Au XVIIIe siècle, la région fit partie du royaume afghan des Dorrani, puis, un siècle plus tard, passa sous le contrôle des sikhs, au sein du royaume de Lahore à partir du Panjab. Après la victoire des Britanniques sur les sikhs, en 1849, la région fut annexée à l’Inde britannique et forma avec le Panjab une seule entité administrative. En 1901, les deux entités furent séparées, ce qui créait la province de la Frontière-du-Nord-Ouest. En 1933, les Pachtounes ont voulu changer le nom de «Frontière-du-Nord-Ouest» par
Afghania, alors que d'autres noms ont aussi été proposés tels Pakhtunkhwa, Pachtounistan, Pakhtunistan, Pathanistan, Gandhara, Sarhad, Abasin, Khyber ou une combinaison de ces mots, mais aucun ne fut retenu par les autorités britanniques. En 1947, lors de la partition de l’Inde et du Pakistan, la province dite de la «Frontière-du-Nord-Ouest» fut incorporée au nouvel État pakistanais.

En 1956, la province fut intégrée par le gouvernement fédéral aux autres provinces de l’ouest du pays dans la province du Pakistan-Occidental. En 1970, la région redevient une province autonome du Pakistan, avec une Assemblée élue, un gouverneur nommé par le président de la République, etc. Les années 1980 ont vu arriver près de trois millions de réfugiés afghans, surtout à Peshawar, la capitale. C'est depuis ce moment qu'on parle de «talibanisation» de cette province pakistanaise.

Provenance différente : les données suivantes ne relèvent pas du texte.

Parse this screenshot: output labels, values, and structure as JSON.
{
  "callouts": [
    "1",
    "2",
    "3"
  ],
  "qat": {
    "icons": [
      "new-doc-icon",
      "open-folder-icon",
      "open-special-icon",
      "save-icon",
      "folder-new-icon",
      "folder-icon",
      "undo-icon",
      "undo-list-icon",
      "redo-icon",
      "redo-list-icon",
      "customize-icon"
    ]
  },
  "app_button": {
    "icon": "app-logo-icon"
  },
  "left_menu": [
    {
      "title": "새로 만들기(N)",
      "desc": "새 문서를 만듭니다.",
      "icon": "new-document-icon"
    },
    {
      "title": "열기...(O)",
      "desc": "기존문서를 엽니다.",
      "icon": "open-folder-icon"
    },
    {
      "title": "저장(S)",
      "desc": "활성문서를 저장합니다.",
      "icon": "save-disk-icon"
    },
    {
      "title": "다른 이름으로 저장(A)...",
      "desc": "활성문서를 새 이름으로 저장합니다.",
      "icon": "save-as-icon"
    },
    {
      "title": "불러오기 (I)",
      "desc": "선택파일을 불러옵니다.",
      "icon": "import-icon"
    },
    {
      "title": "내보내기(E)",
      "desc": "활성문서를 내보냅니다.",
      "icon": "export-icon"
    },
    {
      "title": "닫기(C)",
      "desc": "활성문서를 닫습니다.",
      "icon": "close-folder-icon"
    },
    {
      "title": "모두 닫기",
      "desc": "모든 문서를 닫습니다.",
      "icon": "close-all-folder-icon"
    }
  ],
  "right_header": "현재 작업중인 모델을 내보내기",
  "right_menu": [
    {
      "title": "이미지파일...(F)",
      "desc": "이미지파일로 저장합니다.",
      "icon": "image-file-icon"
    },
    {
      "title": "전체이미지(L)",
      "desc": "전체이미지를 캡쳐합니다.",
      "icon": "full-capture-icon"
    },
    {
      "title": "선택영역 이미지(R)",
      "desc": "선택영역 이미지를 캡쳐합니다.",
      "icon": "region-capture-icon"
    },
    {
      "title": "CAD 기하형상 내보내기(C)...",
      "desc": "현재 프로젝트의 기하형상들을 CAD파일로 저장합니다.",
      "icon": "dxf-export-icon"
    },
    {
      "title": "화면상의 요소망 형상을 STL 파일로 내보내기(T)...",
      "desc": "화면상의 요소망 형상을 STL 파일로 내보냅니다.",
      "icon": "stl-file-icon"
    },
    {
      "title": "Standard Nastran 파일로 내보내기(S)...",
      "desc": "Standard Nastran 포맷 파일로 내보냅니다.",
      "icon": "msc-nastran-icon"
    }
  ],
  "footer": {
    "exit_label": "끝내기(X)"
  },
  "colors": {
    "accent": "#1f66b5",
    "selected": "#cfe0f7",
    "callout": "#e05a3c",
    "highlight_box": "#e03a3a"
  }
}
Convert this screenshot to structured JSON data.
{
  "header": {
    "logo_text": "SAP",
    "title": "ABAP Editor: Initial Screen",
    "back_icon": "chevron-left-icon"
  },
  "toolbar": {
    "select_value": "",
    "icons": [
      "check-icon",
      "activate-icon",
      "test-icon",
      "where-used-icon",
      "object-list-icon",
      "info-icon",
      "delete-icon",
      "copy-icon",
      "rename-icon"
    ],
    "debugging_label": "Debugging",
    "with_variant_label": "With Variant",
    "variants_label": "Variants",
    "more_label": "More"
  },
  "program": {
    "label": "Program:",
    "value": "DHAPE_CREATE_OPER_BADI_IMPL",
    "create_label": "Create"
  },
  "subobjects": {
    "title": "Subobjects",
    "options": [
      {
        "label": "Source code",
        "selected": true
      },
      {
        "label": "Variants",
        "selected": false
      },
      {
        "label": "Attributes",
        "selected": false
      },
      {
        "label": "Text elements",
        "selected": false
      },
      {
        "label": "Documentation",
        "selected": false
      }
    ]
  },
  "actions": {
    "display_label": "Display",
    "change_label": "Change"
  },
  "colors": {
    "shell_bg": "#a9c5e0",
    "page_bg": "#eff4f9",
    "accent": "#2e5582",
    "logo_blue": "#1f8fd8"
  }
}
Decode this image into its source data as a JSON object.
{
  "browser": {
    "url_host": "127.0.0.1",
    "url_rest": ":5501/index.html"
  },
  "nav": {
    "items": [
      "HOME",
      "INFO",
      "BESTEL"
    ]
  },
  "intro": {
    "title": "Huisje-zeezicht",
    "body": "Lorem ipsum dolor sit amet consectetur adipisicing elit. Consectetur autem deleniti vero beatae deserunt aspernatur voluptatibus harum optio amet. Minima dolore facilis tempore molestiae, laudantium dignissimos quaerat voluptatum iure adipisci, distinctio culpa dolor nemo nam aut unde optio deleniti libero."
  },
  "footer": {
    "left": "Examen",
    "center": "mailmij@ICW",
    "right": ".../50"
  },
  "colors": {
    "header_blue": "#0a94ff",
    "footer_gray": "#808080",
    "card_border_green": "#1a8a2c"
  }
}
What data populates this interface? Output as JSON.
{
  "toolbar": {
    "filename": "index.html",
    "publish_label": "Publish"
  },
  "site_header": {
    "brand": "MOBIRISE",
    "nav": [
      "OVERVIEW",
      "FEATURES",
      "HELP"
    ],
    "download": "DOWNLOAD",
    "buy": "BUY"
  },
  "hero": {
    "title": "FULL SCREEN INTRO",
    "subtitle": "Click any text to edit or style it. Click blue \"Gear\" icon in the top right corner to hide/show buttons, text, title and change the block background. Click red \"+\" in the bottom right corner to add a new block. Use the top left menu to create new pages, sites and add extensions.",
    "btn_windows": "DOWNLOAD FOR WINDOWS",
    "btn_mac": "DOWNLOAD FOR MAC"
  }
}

Depuis octobre 2002, la province est dirigée par un gouvernement de coalition fondamentaliste élu démocratiquement. L'Assemblée législative de la province a adopté le texte appelé "Shariat Bill", c'est-à-dire la Loi sur la Charia, faisant ainsi de la province pakistanaise la première à adopter cette loi islamique. Après un vote sans opposition, le vote fut accueilli par les membres de l'Assemblée par un cri de triomphe: «Allah est grand! Allah est grand!» Il serait inutile de préciser que la province de la Frontière-du-Nord-Ouest est devenue le foyer traditionnel du fondamentalisme religieux musulman. L'instauration de la Charia réduit de beaucoup les libertés individuelles et crée un système juridique parallèle basé sur la religion.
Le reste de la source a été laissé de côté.